Some witnesses said the bomb went off near a large Mango clothes store on the street. Two of the injured were in a critical condition, officials said.
The blast happened around 16:20 local time.
BBC correspondent Orla Guerin, who was in the area of the explosion, said many shopkeepers standing in their doorways on the normally bustling street looked stunned.
"People were running in panic... There was black smoke. The noise was so strong, almost deafening," one eyewitness, Cemal Denizci, told AFP.
Istiklal Avenue was previously targeted by a suicide bomber in March 2016. That attack killed five people and injured 36. Turkish police later said the bomber had links to Islamic State. July 2016 brought an attack on Istanbul Ataturk Airport in which terrorists armed with guns and bombs killed dozens.
Erdogan spoke about the bombing shortly before departing for Tuesday November 15’s G20 summit in Bali. It was a “treacherous attack”, he said, adding that investigations were continuing but initial reports indicated an act of terrorism. “The first information provided to us by the [Istanbul] governor suggests this was an act of terrorism. We detected that a woman played a role. The work continues,” he said.

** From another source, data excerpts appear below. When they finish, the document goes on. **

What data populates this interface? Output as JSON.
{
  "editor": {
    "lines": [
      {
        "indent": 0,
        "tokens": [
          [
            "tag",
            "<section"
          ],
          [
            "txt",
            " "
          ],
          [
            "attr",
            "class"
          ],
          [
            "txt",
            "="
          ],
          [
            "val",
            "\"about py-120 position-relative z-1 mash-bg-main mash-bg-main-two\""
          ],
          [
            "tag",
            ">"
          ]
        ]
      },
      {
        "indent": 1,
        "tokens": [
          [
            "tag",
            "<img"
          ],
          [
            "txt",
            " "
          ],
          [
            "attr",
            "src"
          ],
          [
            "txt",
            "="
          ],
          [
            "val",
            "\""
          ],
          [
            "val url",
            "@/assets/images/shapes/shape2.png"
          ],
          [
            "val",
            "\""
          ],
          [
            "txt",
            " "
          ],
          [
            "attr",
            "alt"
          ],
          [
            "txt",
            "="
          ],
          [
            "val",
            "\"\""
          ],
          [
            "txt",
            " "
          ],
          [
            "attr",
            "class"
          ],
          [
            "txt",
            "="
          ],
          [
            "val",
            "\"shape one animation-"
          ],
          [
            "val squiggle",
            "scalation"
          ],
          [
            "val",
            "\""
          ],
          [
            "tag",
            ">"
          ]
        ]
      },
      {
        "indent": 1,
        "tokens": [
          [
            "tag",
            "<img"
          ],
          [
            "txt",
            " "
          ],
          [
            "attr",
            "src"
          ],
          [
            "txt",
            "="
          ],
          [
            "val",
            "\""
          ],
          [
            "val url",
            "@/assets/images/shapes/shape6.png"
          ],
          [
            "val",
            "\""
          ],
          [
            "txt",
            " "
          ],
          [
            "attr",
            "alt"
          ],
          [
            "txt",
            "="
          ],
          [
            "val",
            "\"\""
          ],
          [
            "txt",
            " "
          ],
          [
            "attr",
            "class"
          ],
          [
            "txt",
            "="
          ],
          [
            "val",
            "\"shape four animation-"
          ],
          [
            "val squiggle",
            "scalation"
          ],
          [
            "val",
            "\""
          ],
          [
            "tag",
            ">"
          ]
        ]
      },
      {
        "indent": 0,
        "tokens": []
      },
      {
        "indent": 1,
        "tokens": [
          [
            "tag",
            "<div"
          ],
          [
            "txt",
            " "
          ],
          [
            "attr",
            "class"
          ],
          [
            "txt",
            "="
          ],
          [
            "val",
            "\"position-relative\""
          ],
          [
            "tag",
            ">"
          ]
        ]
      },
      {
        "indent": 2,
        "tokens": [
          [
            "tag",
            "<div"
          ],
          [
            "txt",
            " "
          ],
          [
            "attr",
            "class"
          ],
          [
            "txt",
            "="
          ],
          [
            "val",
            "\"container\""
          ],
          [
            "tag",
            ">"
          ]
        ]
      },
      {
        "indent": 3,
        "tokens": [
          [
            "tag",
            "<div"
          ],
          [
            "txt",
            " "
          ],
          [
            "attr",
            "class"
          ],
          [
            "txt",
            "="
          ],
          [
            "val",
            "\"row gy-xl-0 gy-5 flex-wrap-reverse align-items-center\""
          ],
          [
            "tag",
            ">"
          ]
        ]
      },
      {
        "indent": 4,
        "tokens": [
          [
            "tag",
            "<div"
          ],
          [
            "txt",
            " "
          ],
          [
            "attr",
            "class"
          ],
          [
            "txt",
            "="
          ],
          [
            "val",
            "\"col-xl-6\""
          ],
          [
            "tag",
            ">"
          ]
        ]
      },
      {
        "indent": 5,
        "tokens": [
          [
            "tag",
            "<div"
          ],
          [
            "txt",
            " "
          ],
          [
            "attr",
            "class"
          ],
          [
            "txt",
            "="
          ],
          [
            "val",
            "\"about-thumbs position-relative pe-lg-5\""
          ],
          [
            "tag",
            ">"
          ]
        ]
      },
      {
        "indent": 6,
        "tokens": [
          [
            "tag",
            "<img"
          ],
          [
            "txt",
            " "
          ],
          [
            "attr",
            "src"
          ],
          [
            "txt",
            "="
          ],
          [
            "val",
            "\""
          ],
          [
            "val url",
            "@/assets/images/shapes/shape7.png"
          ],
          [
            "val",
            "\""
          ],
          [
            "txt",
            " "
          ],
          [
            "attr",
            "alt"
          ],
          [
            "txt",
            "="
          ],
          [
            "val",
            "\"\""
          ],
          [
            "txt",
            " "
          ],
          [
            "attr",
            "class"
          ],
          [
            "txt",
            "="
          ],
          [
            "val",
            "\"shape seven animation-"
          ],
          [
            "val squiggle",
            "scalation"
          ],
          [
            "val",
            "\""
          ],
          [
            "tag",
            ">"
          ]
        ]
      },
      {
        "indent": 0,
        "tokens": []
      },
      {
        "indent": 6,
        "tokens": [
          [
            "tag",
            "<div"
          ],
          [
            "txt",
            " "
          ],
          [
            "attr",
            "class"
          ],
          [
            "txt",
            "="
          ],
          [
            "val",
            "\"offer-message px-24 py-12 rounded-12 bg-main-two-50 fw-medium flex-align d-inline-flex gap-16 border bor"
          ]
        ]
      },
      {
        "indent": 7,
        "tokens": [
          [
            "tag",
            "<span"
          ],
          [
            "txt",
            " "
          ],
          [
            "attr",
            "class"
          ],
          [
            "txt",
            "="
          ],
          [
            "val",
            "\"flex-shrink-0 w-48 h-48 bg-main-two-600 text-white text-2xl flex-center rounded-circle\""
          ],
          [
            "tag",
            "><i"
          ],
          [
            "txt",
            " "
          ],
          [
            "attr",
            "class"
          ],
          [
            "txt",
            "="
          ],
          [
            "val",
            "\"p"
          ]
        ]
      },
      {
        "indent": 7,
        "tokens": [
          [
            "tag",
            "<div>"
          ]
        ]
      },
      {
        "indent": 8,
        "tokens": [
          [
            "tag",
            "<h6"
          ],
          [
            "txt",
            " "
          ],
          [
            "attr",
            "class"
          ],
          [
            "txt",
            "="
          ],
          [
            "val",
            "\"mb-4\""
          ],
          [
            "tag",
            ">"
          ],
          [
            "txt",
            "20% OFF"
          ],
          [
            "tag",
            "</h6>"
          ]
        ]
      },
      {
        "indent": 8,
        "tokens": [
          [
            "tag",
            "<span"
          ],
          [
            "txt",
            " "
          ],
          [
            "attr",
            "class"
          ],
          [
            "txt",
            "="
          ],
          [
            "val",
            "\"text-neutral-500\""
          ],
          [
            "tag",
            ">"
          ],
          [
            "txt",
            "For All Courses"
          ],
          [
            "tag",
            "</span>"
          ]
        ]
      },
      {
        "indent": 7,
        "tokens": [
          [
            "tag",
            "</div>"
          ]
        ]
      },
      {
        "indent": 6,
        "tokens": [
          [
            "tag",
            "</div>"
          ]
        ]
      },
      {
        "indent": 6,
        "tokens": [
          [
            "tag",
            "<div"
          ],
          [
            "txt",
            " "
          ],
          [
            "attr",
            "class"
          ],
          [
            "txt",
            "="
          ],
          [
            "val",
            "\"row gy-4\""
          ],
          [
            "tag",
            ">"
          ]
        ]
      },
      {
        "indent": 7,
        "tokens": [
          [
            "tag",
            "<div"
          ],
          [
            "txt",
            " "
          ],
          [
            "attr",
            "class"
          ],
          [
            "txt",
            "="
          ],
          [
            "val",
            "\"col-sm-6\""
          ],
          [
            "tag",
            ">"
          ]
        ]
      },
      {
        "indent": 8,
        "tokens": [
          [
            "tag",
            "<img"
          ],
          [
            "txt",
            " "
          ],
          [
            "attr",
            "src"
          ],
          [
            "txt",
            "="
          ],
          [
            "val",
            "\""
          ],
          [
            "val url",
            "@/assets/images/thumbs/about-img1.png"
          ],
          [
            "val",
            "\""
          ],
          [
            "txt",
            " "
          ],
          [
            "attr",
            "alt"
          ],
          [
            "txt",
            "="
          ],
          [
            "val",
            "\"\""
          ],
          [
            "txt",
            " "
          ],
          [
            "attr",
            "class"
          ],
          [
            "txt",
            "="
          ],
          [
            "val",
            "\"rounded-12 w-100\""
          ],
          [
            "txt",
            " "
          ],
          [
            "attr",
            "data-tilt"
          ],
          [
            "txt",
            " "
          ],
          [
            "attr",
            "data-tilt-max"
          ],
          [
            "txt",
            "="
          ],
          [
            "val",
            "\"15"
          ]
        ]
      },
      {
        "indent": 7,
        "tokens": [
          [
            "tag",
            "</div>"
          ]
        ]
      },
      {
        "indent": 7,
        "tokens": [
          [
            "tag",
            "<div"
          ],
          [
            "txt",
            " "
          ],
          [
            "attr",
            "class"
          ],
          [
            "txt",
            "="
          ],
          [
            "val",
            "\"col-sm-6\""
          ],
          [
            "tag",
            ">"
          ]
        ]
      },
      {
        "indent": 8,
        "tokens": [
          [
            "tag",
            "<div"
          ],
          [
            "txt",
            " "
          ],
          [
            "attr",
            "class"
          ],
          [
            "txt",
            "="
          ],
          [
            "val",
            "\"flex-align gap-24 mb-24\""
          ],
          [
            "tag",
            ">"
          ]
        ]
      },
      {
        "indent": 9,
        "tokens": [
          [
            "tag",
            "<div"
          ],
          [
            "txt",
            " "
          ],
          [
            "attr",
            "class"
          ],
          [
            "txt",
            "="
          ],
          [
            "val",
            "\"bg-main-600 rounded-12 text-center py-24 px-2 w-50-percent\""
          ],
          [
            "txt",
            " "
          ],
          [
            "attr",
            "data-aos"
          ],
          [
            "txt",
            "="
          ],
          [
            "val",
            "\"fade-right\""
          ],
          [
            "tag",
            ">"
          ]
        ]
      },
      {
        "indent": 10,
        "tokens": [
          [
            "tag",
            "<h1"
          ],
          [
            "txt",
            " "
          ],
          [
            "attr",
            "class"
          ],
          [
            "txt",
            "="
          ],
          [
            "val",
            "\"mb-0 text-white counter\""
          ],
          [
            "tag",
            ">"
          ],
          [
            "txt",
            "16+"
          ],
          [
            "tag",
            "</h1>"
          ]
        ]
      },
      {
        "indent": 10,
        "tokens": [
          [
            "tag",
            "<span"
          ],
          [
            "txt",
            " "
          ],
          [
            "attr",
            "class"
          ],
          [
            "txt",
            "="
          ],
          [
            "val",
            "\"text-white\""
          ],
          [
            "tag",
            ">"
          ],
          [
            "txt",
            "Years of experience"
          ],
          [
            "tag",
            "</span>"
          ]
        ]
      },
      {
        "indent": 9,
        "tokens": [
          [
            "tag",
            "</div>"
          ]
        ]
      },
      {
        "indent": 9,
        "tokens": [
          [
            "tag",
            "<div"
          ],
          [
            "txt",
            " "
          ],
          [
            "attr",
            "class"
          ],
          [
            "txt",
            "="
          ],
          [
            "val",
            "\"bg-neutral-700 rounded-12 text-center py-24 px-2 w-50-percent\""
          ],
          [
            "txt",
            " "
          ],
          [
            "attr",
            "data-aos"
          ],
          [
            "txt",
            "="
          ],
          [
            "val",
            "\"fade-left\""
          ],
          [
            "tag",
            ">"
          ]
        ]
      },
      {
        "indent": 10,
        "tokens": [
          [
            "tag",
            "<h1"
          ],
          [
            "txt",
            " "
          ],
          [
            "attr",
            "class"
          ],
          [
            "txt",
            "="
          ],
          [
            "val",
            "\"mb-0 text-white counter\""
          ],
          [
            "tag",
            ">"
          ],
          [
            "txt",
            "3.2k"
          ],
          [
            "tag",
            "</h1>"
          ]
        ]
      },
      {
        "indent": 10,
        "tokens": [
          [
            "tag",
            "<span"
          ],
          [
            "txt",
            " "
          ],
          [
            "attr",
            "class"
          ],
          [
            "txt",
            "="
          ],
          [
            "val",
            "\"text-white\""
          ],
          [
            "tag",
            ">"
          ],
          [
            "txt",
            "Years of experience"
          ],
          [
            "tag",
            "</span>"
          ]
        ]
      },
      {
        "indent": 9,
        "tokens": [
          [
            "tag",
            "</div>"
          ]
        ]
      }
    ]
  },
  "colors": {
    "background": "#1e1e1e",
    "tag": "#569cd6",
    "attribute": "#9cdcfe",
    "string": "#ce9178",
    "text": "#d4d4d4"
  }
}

Turkey’s media ombudsman RTUK, meanwhile, placed a temporary ban on reporting on the explosion. The move stopped broadcasters from showing the moment the blast struck or the immediate aftermath. The regulator said the move was made “to avoid broadcasts that may create fear, panic and turmoil in society and may serve the purposes of terrorist organisations”. Social media users said access to Twitter was throttled.
NetBlocks, which monitors internet freedoms, reported network data that showed the Turkish authorities were throttling and restricting access to social media platforms including Twitter, Instagram, YouTube and Facebook in the wake of the attack. “Access to information is vital in times of emergency. Research shows that social media restrictions increase misinformation after security incidents and attacks,” NetBlocks founder, Alp Toker, wrote on Twitter.
Turkey’s parliament lately passed a controversial “disinformation” law. Social media users or journalists can be jailed for up to three years if found in breach of the legislation.
RTUK head Ebubekir Şahin issued a warning against disseminating misinformation about the attack. “We are following the developments closely. Please do not rely on information from unclear sources. Let’s get information from reliable sources. Let’s not spread false information unknowingly,” he said.